All in all, between 2012 and 2017, more than 6.3 million pills of oxycodone were prescribed as part of the ring that took in more than $24 million from the scheme, the Brooklyn Eagle reported that year. Many of the pills reportedly ended up in the hands of people who didn’t need them and who then sold them on the underground market.

Feygin also reportedly gave medical tests to many patients who didn’t need them and then billed Medicare and Medicaid.

Former Brooklyn Assemblymember Alex Brook-Krasny, who resigned his political post in 2015 to take a job with Quality Laboratory Services in Sheepshead Bay, was charged with conspiring with Dr. Feygin. Prosecutors claimed that Feygin directed his urinalysis tests to Brook-Krasny’s clinic, whereupon the two agreed to delete positive alcohol results from patient reports. In 2019 Brook-Krasny was found not guilty of five of the charges, and the remaining charges were dismissed later that year.

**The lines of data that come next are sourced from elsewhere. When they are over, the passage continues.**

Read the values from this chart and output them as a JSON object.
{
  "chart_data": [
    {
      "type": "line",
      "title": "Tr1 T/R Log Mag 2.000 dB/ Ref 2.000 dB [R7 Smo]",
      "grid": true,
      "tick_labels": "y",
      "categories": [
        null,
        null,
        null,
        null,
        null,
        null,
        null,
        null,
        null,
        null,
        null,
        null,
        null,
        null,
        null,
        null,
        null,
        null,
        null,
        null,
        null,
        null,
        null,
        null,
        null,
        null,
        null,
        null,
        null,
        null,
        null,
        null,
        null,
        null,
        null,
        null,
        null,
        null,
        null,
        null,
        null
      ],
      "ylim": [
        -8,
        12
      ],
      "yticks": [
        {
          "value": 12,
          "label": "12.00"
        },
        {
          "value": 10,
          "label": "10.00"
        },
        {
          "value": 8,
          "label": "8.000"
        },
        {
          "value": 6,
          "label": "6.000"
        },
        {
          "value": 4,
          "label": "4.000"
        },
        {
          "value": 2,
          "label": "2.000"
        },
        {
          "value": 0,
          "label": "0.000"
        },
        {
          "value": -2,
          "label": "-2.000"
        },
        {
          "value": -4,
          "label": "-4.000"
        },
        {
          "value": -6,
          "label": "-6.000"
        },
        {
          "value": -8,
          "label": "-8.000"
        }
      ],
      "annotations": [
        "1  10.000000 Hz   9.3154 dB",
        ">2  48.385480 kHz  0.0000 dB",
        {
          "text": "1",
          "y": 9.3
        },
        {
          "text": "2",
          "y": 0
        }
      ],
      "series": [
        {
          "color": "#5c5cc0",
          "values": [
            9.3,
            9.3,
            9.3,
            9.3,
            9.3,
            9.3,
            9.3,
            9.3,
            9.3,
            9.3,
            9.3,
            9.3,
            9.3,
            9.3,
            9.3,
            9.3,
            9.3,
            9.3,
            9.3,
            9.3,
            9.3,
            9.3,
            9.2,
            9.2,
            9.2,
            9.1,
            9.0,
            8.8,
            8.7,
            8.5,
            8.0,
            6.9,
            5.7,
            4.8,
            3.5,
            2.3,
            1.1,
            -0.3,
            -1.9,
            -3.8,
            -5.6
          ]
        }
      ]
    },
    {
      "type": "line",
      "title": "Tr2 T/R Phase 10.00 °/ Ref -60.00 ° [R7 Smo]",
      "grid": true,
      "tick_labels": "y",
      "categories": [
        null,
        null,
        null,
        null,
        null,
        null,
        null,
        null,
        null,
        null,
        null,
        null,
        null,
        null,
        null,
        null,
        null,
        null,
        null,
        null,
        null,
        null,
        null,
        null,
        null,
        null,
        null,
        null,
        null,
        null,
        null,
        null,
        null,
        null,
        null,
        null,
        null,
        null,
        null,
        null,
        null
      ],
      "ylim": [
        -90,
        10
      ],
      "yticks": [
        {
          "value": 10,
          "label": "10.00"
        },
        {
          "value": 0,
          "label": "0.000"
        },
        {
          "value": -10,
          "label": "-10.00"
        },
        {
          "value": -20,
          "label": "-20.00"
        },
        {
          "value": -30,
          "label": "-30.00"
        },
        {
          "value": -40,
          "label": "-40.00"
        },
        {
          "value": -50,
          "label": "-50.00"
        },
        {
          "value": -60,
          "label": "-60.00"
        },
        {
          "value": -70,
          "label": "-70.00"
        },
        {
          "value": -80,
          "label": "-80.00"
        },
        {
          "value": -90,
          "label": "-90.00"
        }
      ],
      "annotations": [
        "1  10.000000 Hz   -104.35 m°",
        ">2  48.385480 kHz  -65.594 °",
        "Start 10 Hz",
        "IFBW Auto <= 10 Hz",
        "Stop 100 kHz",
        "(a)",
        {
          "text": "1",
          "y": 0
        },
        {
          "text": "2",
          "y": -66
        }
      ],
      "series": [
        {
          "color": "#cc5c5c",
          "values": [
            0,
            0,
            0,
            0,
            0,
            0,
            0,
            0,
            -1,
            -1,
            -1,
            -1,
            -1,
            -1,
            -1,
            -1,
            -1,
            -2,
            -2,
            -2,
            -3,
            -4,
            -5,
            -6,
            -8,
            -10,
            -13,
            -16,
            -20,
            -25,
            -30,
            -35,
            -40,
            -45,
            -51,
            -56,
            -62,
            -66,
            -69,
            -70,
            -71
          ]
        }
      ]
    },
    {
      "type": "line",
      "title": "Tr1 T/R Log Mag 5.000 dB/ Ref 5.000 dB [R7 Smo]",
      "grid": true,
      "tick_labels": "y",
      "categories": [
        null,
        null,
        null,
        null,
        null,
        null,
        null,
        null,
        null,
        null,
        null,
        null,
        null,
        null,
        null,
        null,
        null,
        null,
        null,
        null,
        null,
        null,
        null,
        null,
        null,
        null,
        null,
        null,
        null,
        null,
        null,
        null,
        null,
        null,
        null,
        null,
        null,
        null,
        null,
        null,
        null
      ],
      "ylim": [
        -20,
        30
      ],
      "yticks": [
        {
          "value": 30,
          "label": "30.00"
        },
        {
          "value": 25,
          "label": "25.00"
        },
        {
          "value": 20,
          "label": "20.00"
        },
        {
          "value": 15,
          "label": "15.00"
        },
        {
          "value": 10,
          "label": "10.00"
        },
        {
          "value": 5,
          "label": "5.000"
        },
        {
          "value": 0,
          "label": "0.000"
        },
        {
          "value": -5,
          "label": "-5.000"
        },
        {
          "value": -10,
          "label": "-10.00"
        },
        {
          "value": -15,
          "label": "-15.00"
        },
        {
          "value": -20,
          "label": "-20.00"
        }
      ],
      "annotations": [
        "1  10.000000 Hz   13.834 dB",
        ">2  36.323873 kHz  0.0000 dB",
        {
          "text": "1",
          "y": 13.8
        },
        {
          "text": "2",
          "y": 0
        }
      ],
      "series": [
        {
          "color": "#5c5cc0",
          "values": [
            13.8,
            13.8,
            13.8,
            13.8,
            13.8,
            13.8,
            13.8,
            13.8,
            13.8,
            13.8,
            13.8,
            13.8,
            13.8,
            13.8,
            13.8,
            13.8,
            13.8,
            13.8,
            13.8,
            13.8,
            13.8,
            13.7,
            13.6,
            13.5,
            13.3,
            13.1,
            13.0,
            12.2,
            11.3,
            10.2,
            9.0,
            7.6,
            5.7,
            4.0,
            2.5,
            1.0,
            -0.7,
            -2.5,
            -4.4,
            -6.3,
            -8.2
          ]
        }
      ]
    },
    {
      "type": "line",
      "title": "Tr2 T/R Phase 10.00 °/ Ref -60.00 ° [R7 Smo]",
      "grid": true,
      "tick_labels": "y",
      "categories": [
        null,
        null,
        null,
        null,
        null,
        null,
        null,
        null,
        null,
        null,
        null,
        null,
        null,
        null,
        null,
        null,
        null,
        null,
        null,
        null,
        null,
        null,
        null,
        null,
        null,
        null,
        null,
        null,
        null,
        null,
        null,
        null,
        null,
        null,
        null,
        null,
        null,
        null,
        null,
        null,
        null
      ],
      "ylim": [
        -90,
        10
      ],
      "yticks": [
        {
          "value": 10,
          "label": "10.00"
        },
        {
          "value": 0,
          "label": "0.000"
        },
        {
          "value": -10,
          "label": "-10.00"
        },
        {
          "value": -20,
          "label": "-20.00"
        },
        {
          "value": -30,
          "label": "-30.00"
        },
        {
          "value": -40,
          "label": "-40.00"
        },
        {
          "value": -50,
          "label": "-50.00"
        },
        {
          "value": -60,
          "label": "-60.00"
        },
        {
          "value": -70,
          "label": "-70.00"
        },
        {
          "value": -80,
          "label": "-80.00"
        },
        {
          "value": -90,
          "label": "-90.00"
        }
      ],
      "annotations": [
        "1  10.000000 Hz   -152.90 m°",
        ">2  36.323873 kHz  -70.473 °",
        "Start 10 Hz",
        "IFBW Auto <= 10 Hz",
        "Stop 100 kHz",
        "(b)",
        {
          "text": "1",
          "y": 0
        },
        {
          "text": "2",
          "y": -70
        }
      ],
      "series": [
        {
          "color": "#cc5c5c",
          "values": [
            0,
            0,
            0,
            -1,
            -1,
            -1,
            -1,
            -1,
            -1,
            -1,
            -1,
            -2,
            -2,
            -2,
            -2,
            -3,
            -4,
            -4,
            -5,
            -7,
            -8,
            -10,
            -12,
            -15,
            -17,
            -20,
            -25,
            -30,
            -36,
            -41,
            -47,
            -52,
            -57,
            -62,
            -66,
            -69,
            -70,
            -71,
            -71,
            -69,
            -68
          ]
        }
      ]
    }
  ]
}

When Feygin was found guilty, he was sentenced to five years in prison and lost his medical license. He was released in 2020 after a COVID outbreak, according to The Real Deal.

Some people in the medical profession apparently didn’t share the feds’ opinion of Feygin. A website called “Doctors of Courage,” which gave as a contact a physician in Roanoke, VA, said, “doctors are specifically targeted by the DOJ for money through misuse of Title 21, the Controlled Substance Act.” The website described Feygin as “another independent, elderly, minority, primary care physician like most who are targeted to confiscate their assets.”